= Jay Malone =

Canadian comedian

Jay Malone is a Canadian comedian from Kentville, Nova Scotia.

== Early career ==
Malone began doing standup comedy in 1999 while studying at the University of New Brunswick in Fredericton. He entered a comedy competition at a local pool hall called the "Right Spot" on a dare and made it all the way to the semi-finals. The following summer, after doing shows around town with a short lived sketch/standup troupe in Fredericton, Malone made the move to Toronto to pursue comedy full-time. Within two years he was headlining across the country and appearing on television in both national and international commercials and comedic series. He made three straight appearances at the Halifax Comedy Festival (2003, 2004, 2005) and was featured on The Toronto Show (Toronto One) in 2003.

In 2004 Malone was invited to the prestigious Just For Laughs Festival to perform in the national Homegrown Competition. He took first place in the contest and was immediately signed with a US management/agency team. Later that year he was flown to Los Angeles where he met with casting agents in Hollywood and would return in February/March the next year to audition for network sitcoms. In the fall of 2004 Malone shot his first nationally televised special, a one-hour episode of the standup series Comedy Now! on CTV and The Comedy Network. The special was chosen by the network to be the 100th episode special and received nationwide critical acclaim.

In 2005 Malone returned to the Just For Laughs Festival to shoot a gala for CBC Television. He is one of only two comedians to have won the Homegrown Competition and be invited back to perform a gala the very next year. Also in 2005, he was nominated in the "Best Male Standup Comic" category at the Canadian Comedy Awards. The CTV sketch comedy series Comedy Inc. commissioned Malone to write sketches for the show in 2005. In 2006, Malone was hired on staff by the show and was featured in a few sketches and went on to write for the show for three seasons. Later that same year he shot a pilot for CTV and the Comedy Network, called House Party, co-starring David Reale.

== Move to Los Angeles ==
Malone made the official move to Los Angeles in August 2007 after obtaining his O-1 Visa.

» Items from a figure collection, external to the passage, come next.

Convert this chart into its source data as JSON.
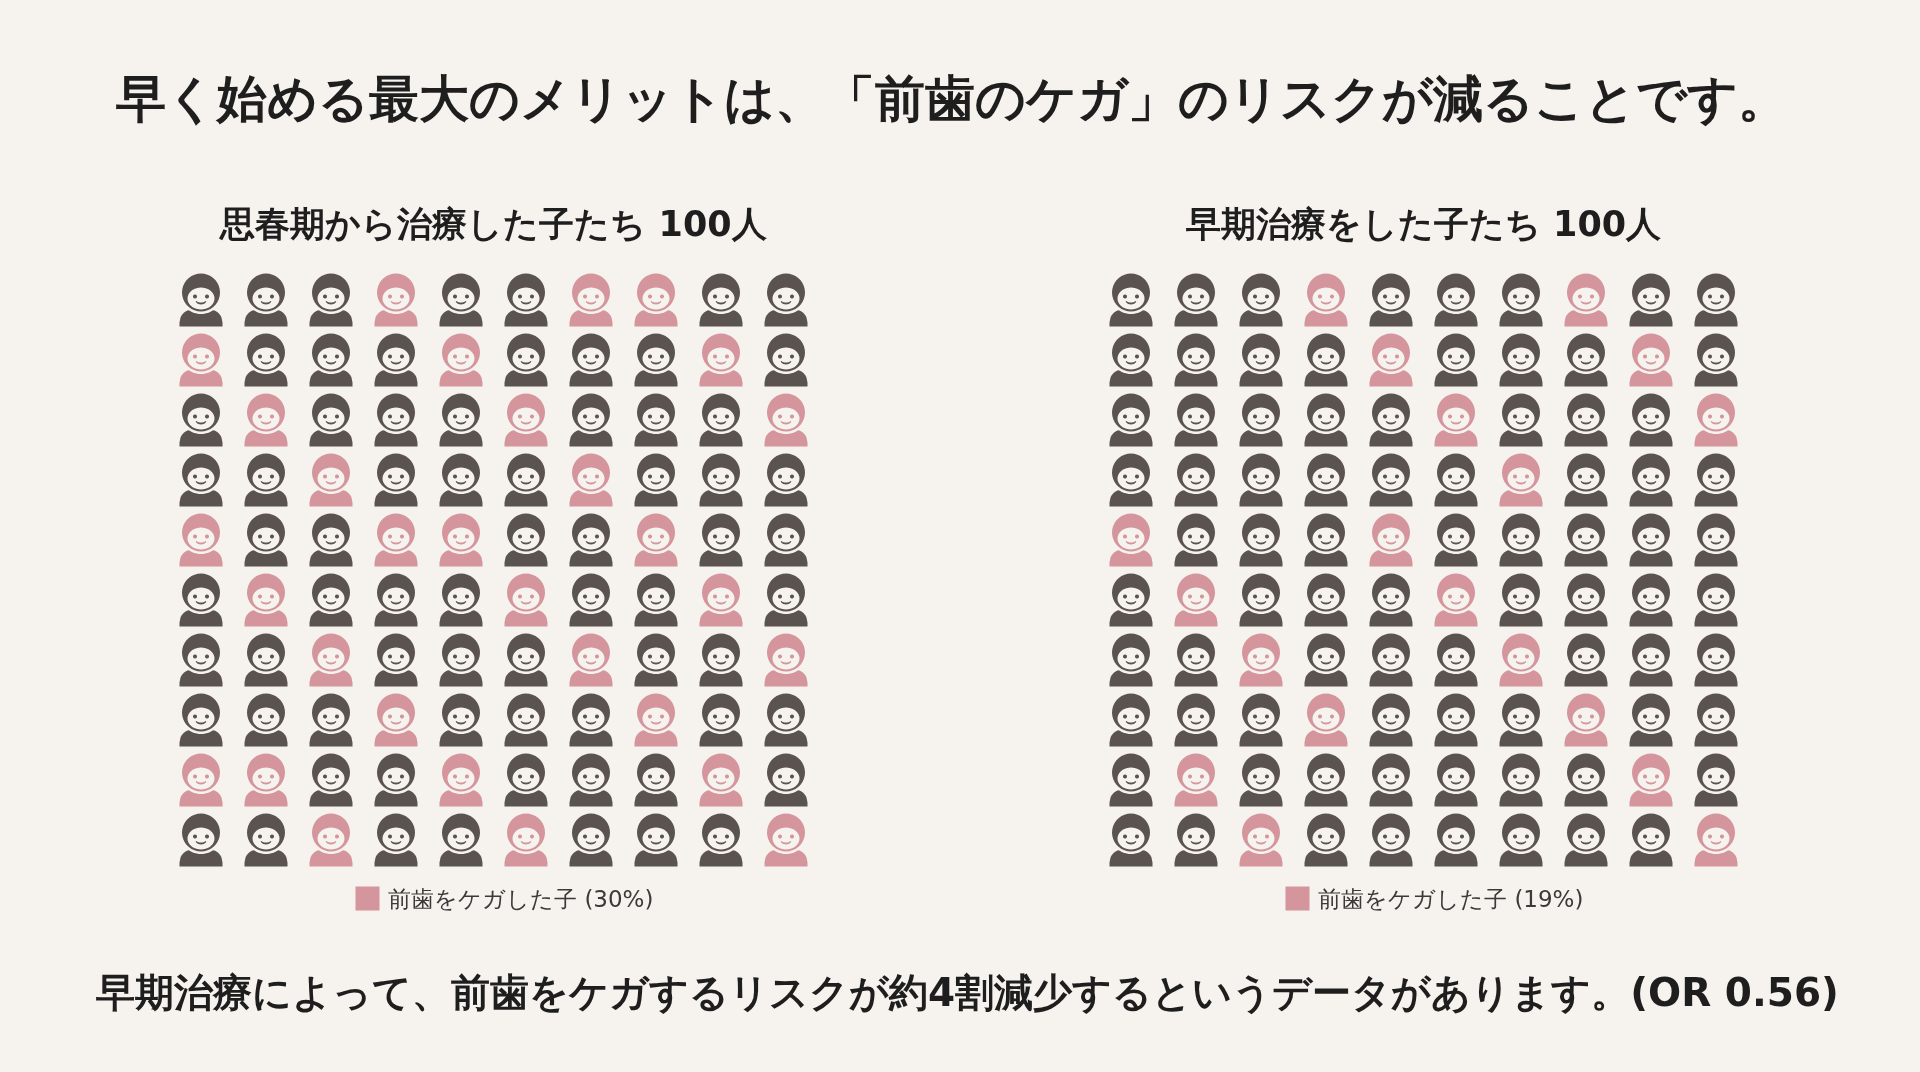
{
  "chart_data": [
    {
      "type": "other",
      "title": "早く始める最大のメリットは、「前歯のケガ」のリスクが減ることです。"
    },
    {
      "type": "other",
      "title": "思春期から治療した子たち 100人",
      "series": [
        {
          "name": "前歯をケガした子",
          "color": "#d4959d",
          "values": [
            30
          ],
          "value_labels": [
            "(30%)"
          ]
        }
      ],
      "legend": "bottom"
    },
    {
      "type": "other",
      "title": "早期治療をした子たち 100人",
      "series": [
        {
          "name": "前歯をケガした子",
          "color": "#d4959d",
          "values": [
            19
          ],
          "value_labels": [
            "(19%)"
          ]
        }
      ],
      "legend": "bottom"
    },
    {
      "type": "other",
      "annotations": [
        "早期治療によって、前歯をケガするリスクが約4割減少するというデータがあります。(OR 0.56)"
      ]
    }
  ]
}
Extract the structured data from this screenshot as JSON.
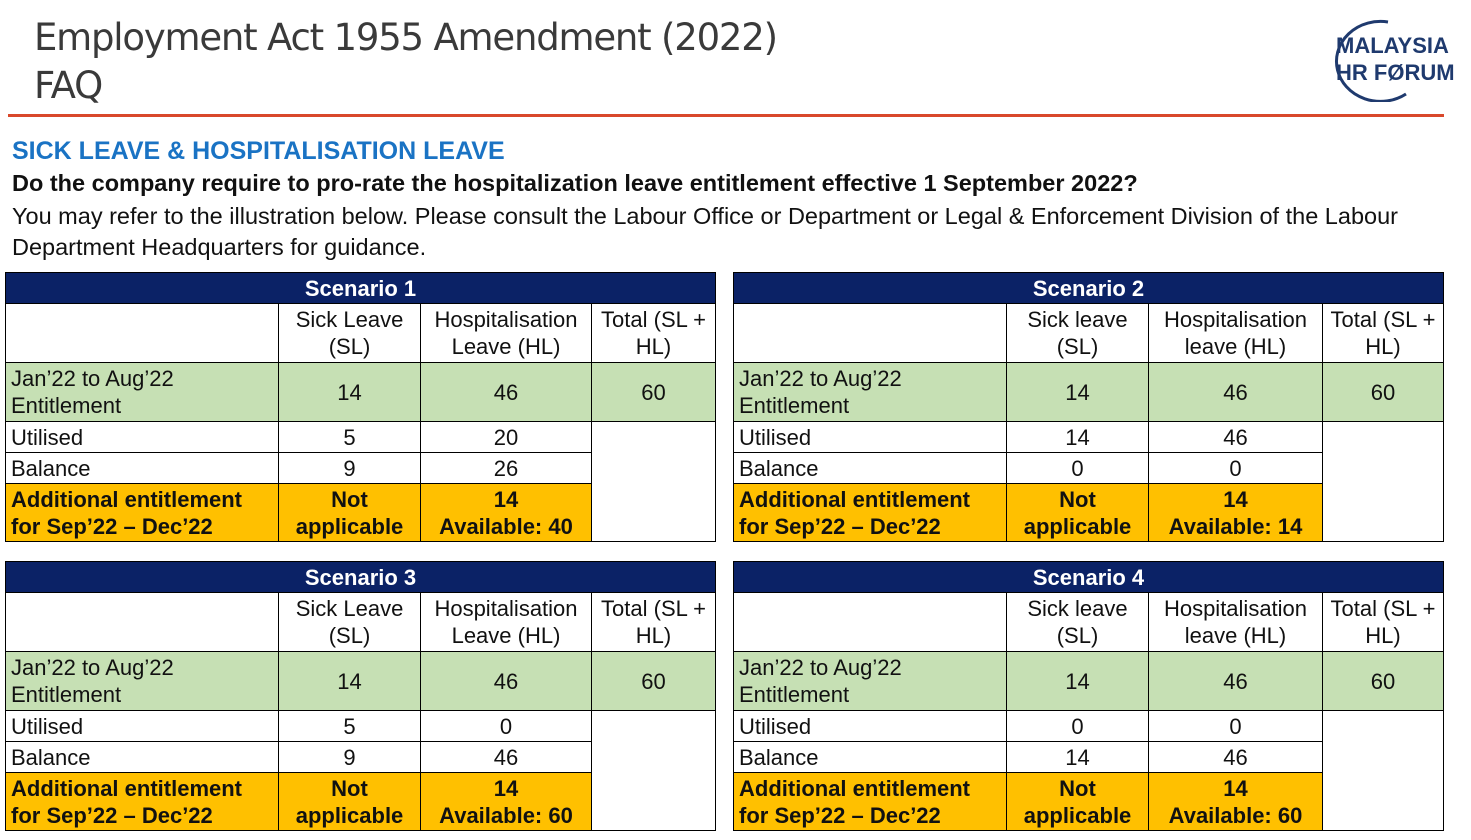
{
  "header": {
    "title_line1": "Employment Act 1955 Amendment (2022)",
    "title_line2": "FAQ",
    "logo_line1": "MALAYSIA",
    "logo_line2": "HR FØRUM",
    "logo_color": "#1f3a6e",
    "rule_color": "#d9482b"
  },
  "section_title": "SICK LEAVE & HOSPITALISATION LEAVE",
  "question": "Do the company require to pro-rate the hospitalization leave entitlement effective 1 September 2022?",
  "answer": "You may refer to the illustration below. Please consult the Labour Office or Department or Legal & Enforcement Division of the Labour Department Headquarters for guidance.",
  "scenarios": [
    {
      "title": "Scenario 1",
      "col1": "Sick Leave (SL)",
      "col2": "Hospitalisation Leave (HL)",
      "col3": "Total (SL + HL)",
      "entitlement_label": "Jan’22 to Aug’22 Entitlement",
      "ent_sl": "14",
      "ent_hl": "46",
      "ent_total": "60",
      "utilised_label": "Utilised",
      "util_sl": "5",
      "util_hl": "20",
      "balance_label": "Balance",
      "bal_sl": "9",
      "bal_hl": "26",
      "add_label_1": "Additional entitlement",
      "add_label_2": "for Sep’22 – Dec’22",
      "add_sl_1": "Not",
      "add_sl_2": "applicable",
      "add_hl_1": "14",
      "add_hl_2": "Available: 40"
    },
    {
      "title": "Scenario 2",
      "col1": "Sick leave (SL)",
      "col2": "Hospitalisation leave (HL)",
      "col3": "Total (SL + HL)",
      "entitlement_label": "Jan’22 to Aug’22 Entitlement",
      "ent_sl": "14",
      "ent_hl": "46",
      "ent_total": "60",
      "utilised_label": "Utilised",
      "util_sl": "14",
      "util_hl": "46",
      "balance_label": "Balance",
      "bal_sl": "0",
      "bal_hl": "0",
      "add_label_1": "Additional entitlement",
      "add_label_2": "for Sep’22 – Dec’22",
      "add_sl_1": "Not",
      "add_sl_2": "applicable",
      "add_hl_1": "14",
      "add_hl_2": "Available: 14"
    },
    {
      "title": "Scenario 3",
      "col1": "Sick Leave (SL)",
      "col2": "Hospitalisation Leave (HL)",
      "col3": "Total (SL + HL)",
      "entitlement_label": "Jan’22 to Aug’22 Entitlement",
      "ent_sl": "14",
      "ent_hl": "46",
      "ent_total": "60",
      "utilised_label": "Utilised",
      "util_sl": "5",
      "util_hl": "0",
      "balance_label": "Balance",
      "bal_sl": "9",
      "bal_hl": "46",
      "add_label_1": "Additional entitlement",
      "add_label_2": "for Sep’22 – Dec’22",
      "add_sl_1": "Not",
      "add_sl_2": "applicable",
      "add_hl_1": "14",
      "add_hl_2": "Available: 60"
    },
    {
      "title": "Scenario 4",
      "col1": "Sick leave (SL)",
      "col2": "Hospitalisation leave (HL)",
      "col3": "Total (SL + HL)",
      "entitlement_label": "Jan’22 to Aug’22 Entitlement",
      "ent_sl": "14",
      "ent_hl": "46",
      "ent_total": "60",
      "utilised_label": "Utilised",
      "util_sl": "0",
      "util_hl": "0",
      "balance_label": "Balance",
      "bal_sl": "14",
      "bal_hl": "46",
      "add_label_1": "Additional entitlement",
      "add_label_2": "for Sep’22 – Dec’22",
      "add_sl_1": "Not",
      "add_sl_2": "applicable",
      "add_hl_1": "14",
      "add_hl_2": "Available: 60"
    }
  ]
}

Shortly thereafter he began doing commercials and was cast in his first guest starring role on Boston Legal the following year. He followed that up in the summer of 2008 by being cast in the Pilot Worst Week for CBS and the pilot Man Of Your Dreams for NBC.

In 2009 Malone guest starred opposite Chris O'Donnell on an episode of NCIS: Los Angeles as a tax evading video game company CEO. He also guest starred as corrupt police officer "Russell DiMarco" on an episode of Monk opposite Tony Shalhoub. In November 2009 Malone was awarded a Development Deal with FOX for his Animated Short: SANTA INTERVENTION, which was awarded first prize in the international animation competition "The FOX Holiday Challenge". He followed up that animation with an animated version of the Tiger Woods Apology which has received over 2 million views. Malone is currently developing another animated series which he will be pitching to networks this spring.

In 2010 Malone guest starred in Dollhouse as Clyde Randolph opposite Eliza Dushku and Harry Lennix and starred in an independent comedy by film maker/comedian Mark Bennett titled The Zombie Hell House Massacre IV. He also shot his own 30 minute standup special for the Showtime comedy series "Laugh Out Loud"

2011 was a busy year for Malone as he continued to headline across the US and Canada and was cast in his first two feature films. He plays the Algebra teacher in the upcoming film "Struck By Lightning" with Chris Colfer, Christina Hendricks, and Allison Janney. He also played the fast talking, soulless Loan Manager in the upcoming independent feature film "Dumbells" directed by Christopher Livingston. He also wrote for the MTV movie awards, the 2011 NASCAR Awards, and the Pilot "Moral Dilemma" for BBC America.

In December 2011 Malone was cast as the lead in the "Untitled Conaco Project" for TBS alongside David Neher, Elizabeth Ho, Julie Haggerty and Barry Bostwick, directed by Beth McCarthy-Miller (SNL, 30 Rock, Modern Family). In the show he plays Mark Danson, a family man who quits his day job and returns to the neighborhood where he grew up. There, he reunites with his quirky childhood best friend Roland who still lives with his parents.

Malone also hosted "Shit Talk Daily" a weekly podcast with friend and fellow comedian Mark Bennett and wrote and starred in a semi-weekly video series called "Rapid Fire Tabloid News" with co-host Jay Hayden.

In August 2012, he began filming in Vancouver a 13-part CityTV comedy series called Package Deal, co-starring with Harland Williams.